Mateo 9:1-8
JESÚS SANA A UN PARALÍTICO
“ ¿Qué es más fácil, decir: Los pecados te son perdonados, o decir: Levántate y anda?”
Mateo 9:5
Cuando una persona ofende a otra o peca contra otra, el único contra el cual se ha pecado tiene derecho de perdonar. A nivel espiritual, el perdón de los pecados puede ser efectuado únicamente por Dios.
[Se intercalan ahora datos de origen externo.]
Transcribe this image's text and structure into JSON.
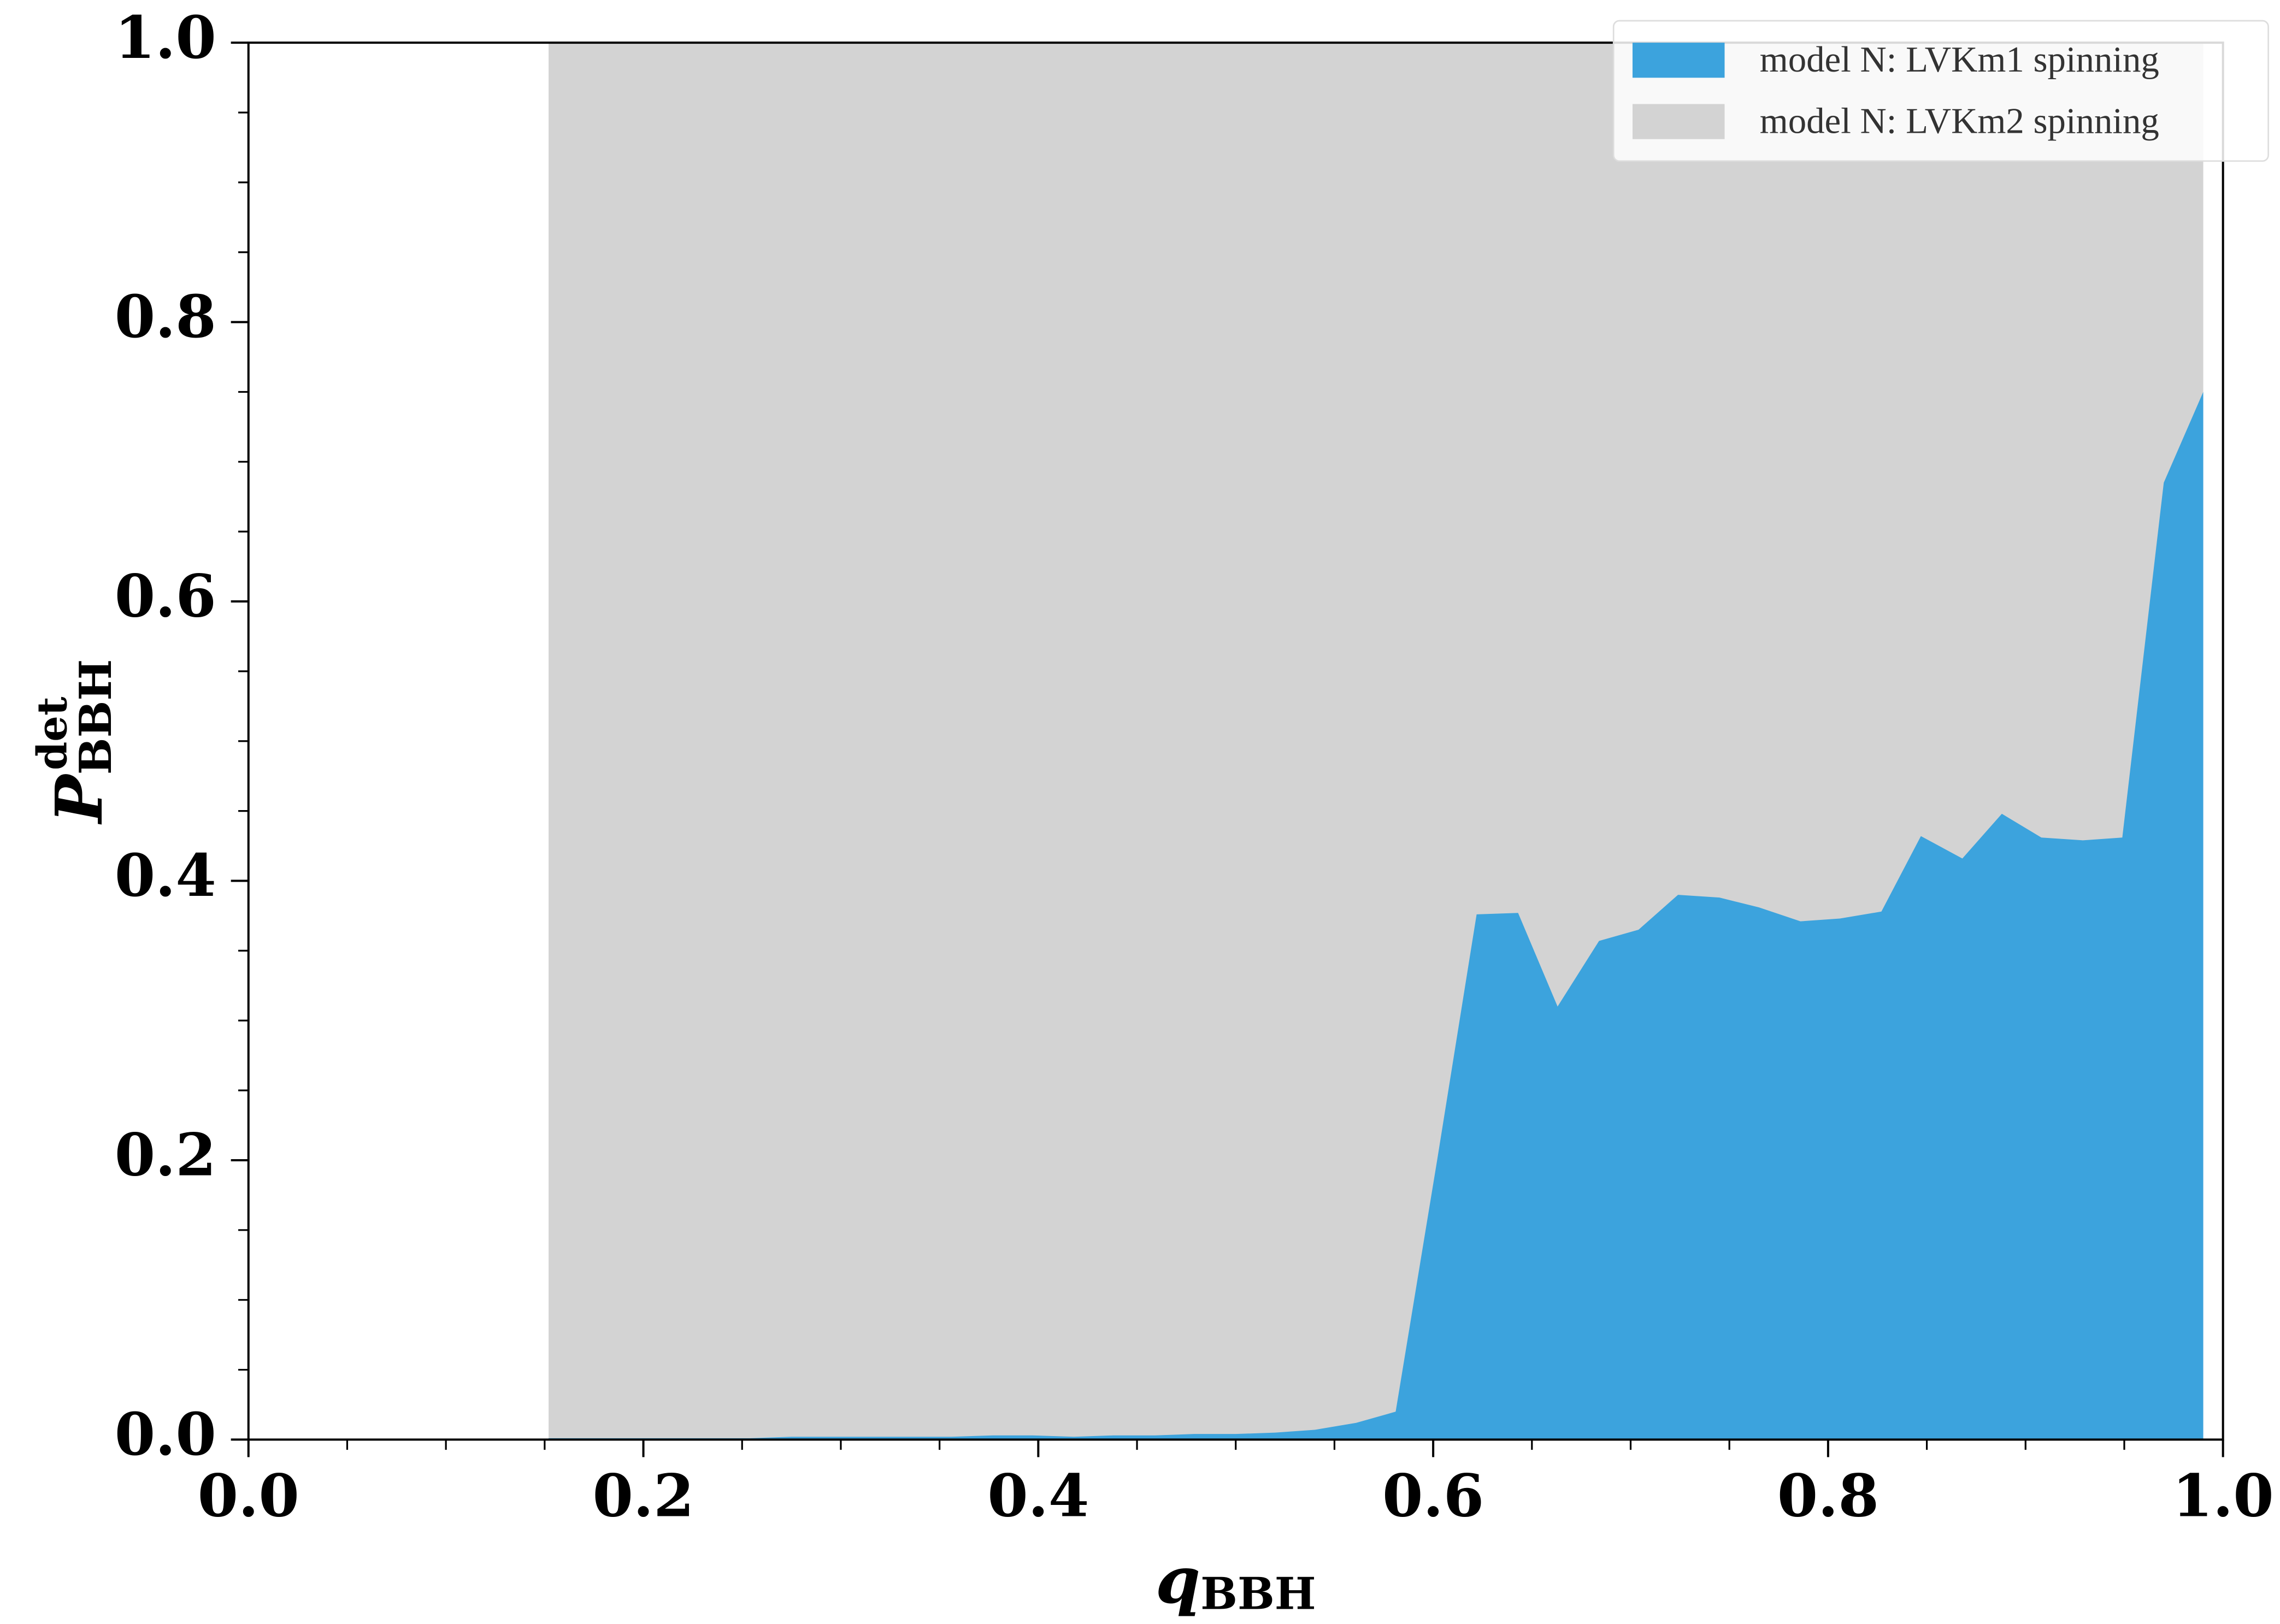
{
  "chart_data": {
    "type": "area",
    "xlabel": "q",
    "xlabel_sub": "BBH",
    "ylabel": "P",
    "ylabel_sub": "BBH",
    "ylabel_sup": "det",
    "xlim": [
      0,
      1
    ],
    "ylim": [
      0,
      1
    ],
    "xticks": [
      {
        "value": 0,
        "label": "0.0"
      },
      {
        "value": 0.2,
        "label": "0.2"
      },
      {
        "value": 0.4,
        "label": "0.4"
      },
      {
        "value": 0.6,
        "label": "0.6"
      },
      {
        "value": 0.8,
        "label": "0.8"
      },
      {
        "value": 1,
        "label": "1.0"
      }
    ],
    "yticks": [
      {
        "value": 0,
        "label": "0.0"
      },
      {
        "value": 0.2,
        "label": "0.2"
      },
      {
        "value": 0.4,
        "label": "0.4"
      },
      {
        "value": 0.6,
        "label": "0.6"
      },
      {
        "value": 0.8,
        "label": "0.8"
      },
      {
        "value": 1,
        "label": "1.0"
      }
    ],
    "xminorticks": [
      0.05,
      0.1,
      0.15,
      0.25,
      0.3,
      0.35,
      0.45,
      0.5,
      0.55,
      0.65,
      0.7,
      0.75,
      0.85,
      0.9,
      0.95
    ],
    "yminorticks": [
      0.05,
      0.1,
      0.15,
      0.25,
      0.3,
      0.35,
      0.45,
      0.5,
      0.55,
      0.65,
      0.7,
      0.75,
      0.85,
      0.9,
      0.95
    ],
    "legend": "upper right",
    "series": [
      {
        "name": "model N: LVKm1 spinning",
        "color": "#3ca3dd",
        "x": [
          0.152,
          0.172,
          0.193,
          0.213,
          0.234,
          0.254,
          0.275,
          0.295,
          0.316,
          0.336,
          0.356,
          0.377,
          0.397,
          0.418,
          0.438,
          0.459,
          0.479,
          0.5,
          0.52,
          0.54,
          0.561,
          0.581,
          0.602,
          0.622,
          0.643,
          0.663,
          0.684,
          0.704,
          0.724,
          0.745,
          0.765,
          0.786,
          0.806,
          0.827,
          0.847,
          0.868,
          0.888,
          0.908,
          0.929,
          0.949,
          0.97,
          0.99
        ],
        "values": [
          0.001,
          0.001,
          0.001,
          0.001,
          0.001,
          0.001,
          0.002,
          0.002,
          0.002,
          0.002,
          0.002,
          0.003,
          0.003,
          0.002,
          0.003,
          0.003,
          0.004,
          0.004,
          0.005,
          0.007,
          0.012,
          0.02,
          0.2,
          0.376,
          0.377,
          0.31,
          0.357,
          0.365,
          0.39,
          0.388,
          0.381,
          0.371,
          0.373,
          0.378,
          0.432,
          0.416,
          0.448,
          0.431,
          0.429,
          0.431,
          0.685,
          0.75
        ]
      },
      {
        "name": "model N: LVKm2 spinning",
        "color": "#d3d3d3",
        "x": [
          0.152,
          0.99
        ],
        "values": [
          1,
          1
        ]
      }
    ]
  }
}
Las palabras de Jesús al hombre eran por consiguiente un inequívoco reclamo de su autoridad divina.
Por eso es que entre los escribas presentes había varios quienes pensaban que Jesús estaba blasfemando al decir que perdonaba los pecados del paralítico. Al perdonar los pecados del enfermo, Jesús indica claramente que él es Dios. Tal aserción, la de ponerse a la altura de Dios o aseverar que él mismo es Dios, era considerada blasfemia para los judíos.
Sin embargo, es obviamente más fácil decir, “tus pecados te son perdonados” ya que la eficacia de tal afirmación no puede comprobarse tan evidentemente como decir “levántate” y demostrar que se tiene el poder para sanar. Cristo demostró, en efecto, su poder para perdonar los pecados al sanar instantáneamente al hombre de su parálisis. Si Jesús pudo hacer lo aparentemente más difícil, él podía hacer también lo que parecía más sencillo.
Señor, gracias por acercarte y sanar nuestras almas perdonando nuestros pecados. Gracias por tu amor.